触发timer一定会执行前面所说的runtimer方法,可以发现runtimer是在checkTimers方法中被调用的
// checkTimers runs any timers for the P that are ready.
// If now is not 0 it is the current time.
// It returns the current time or 0 if it is not known,
// and the time when the next timer should run or 0 if there is no next timer,
// and reports whether it ran any timers.
// If the time when the next timer should run is not 0,
// it is always larger than the returned time.
// We pass now in and out to avoid extra calls of nanotime.
//go:yeswritebarrierrec
func checkTimers(pp *p, now int64) (rnow, pollUntil int64, ran bool) {
// If it's not yet time for the first timer, or the first adjusted
// timer, then there is nothing to do.
next := int64(atomic.Load64(&pp.timer0When))
nextAdj := int64(atomic.Load64(&pp.timerModifiedEarliest))
if next == 0 || (nextAdj != 0 && nextAdj < next) {
next = nextAdj
}
if next == 0 { // 没有timer需要执行和调整
// No timers to run or adjust.
return now, 0, false
}
if now == 0 {
now = nanotime()
}
if now < next { // 最快的 timer还没到 执行的时间
// Next timer is not ready to run, but keep going
// if we would clear deleted timers.
// This corresponds to the condition below where
// we decide whether to call clearDeletedTimers.
if pp != getg().m.p.ptr() || int(atomic.Load(&pp.deletedTimers)) <= int(atomic.Load(&pp.numTimers)/4) {
return now, next, false
}
}
lock(&pp.timersLock)
if len(pp.timers) > 0 {
adjusttimers(pp, now) // 删除已经执行的timer,调整timerModifiedEarlier 和 timerModifiedLater 的计时器的时间
for len(pp.timers) > 0 { // 执行所有到期的timer
// Note that runtimer may temporarily unlock
// pp.timersLock.
if tw := runtimer(pp, now); tw != 0 {
if tw > 0 {
pollUntil = tw
}
break
}
ran = true
}
}
// If this is the local P, and there are a lot of deleted timers,
// clear them out.
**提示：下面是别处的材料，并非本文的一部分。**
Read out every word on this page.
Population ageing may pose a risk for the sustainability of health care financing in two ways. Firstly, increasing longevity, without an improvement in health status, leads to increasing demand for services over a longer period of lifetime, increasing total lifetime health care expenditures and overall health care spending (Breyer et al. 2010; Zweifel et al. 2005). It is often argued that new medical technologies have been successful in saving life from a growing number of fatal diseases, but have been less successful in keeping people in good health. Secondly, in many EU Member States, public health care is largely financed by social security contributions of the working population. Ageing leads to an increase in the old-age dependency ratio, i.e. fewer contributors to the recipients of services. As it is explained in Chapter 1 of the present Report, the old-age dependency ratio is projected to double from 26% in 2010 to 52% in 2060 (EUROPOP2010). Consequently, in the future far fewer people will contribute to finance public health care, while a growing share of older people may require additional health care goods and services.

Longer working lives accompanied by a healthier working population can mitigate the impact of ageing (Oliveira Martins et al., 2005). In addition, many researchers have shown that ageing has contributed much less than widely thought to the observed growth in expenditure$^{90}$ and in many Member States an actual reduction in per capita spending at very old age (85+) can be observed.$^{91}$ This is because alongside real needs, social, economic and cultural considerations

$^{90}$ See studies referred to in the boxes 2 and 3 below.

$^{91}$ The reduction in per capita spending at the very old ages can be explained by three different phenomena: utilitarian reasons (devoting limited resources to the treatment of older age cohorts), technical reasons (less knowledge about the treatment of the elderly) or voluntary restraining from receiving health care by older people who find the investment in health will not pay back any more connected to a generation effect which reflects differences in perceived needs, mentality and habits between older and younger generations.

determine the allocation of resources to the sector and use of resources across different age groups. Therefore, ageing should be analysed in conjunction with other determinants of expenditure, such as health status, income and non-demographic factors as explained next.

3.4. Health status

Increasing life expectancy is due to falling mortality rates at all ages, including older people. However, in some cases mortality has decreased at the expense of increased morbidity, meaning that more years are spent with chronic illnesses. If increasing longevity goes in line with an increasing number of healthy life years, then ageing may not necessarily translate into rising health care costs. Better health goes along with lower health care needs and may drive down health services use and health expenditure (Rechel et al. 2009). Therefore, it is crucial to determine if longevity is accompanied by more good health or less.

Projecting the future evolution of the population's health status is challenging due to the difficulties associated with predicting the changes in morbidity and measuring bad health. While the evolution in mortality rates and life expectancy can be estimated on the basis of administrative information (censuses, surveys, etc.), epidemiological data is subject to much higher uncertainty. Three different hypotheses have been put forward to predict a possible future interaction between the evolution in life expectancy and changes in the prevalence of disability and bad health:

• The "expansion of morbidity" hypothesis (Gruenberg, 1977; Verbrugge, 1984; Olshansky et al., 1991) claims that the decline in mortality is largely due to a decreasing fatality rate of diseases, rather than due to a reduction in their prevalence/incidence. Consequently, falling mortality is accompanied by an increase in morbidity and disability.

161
We only do this for the local P to reduce
// lock contention on timersLock.
// 当前 Goroutine 的处理器和传入的处理器相同,并且处理器中删除的计时器是堆中计时器的 1/4 以上,
if pp == getg().m.p.ptr() && int(atomic.Load(&pp.deletedTimers)) > len(pp.timers)/4 {
clearDeletedTimers(pp)
}
unlock(&pp.timersLock)
return now, pollUntil, ran
}
而checkTimers在findrunnable和schedule中被调用,而这2个方法都是runtime调度会执行的方法(PS:runtime调度也是一个很重要的知识点,有兴趣的可以自行了解)
除了runtime调度时会执行timer外,系统监控sysmon也会执行timer,其实这里我没有理解,所以这里直接用draveness大佬文章中的说明
系统监控函数 runtime.sysmon 也可能会触发函数的计时器,下面的代码片段中省略了大量与计时器无关的代码:
func sysmon() {
...
for {
...
now := nanotime()
next, _ := timeSleepUntil()
...
lastpoll := int64(atomic.Load64(&sched.lastpoll))
if netpollinited() && lastpoll != 0 && lastpoll+10*1000*1000 < now {
atomic.Cas64(&sched.lastpoll, uint64(lastpoll), uint64(now))
list := netpoll(0)
if !list.empty() {
incidlelocked(-1)
injectglist(&list)
incidlelocked(1)
}
}
if next < now {
startm(nil, false)
}
...
}
- 调用
[runtime.timeSleepUntil](https://draveness.me/golang/tree/runtime.timeSleepUntil)
获取计时器的到期时间以及持有该计时器的堆; - 如果超过 10ms 的时间没有轮询,调用
[runtime.netpoll](https://draveness.me/golang/tree/runtime.netpoll)
轮询网络; - 如果当前有应该运行的计时器没有执行,可能存在无法被抢占的处理器,这时我们应该启动新的线程处理计时器;
在上述过程中 [runtime.timeSleepUntil](https://draveness.me/golang/tree/runtime.timeSleepUntil)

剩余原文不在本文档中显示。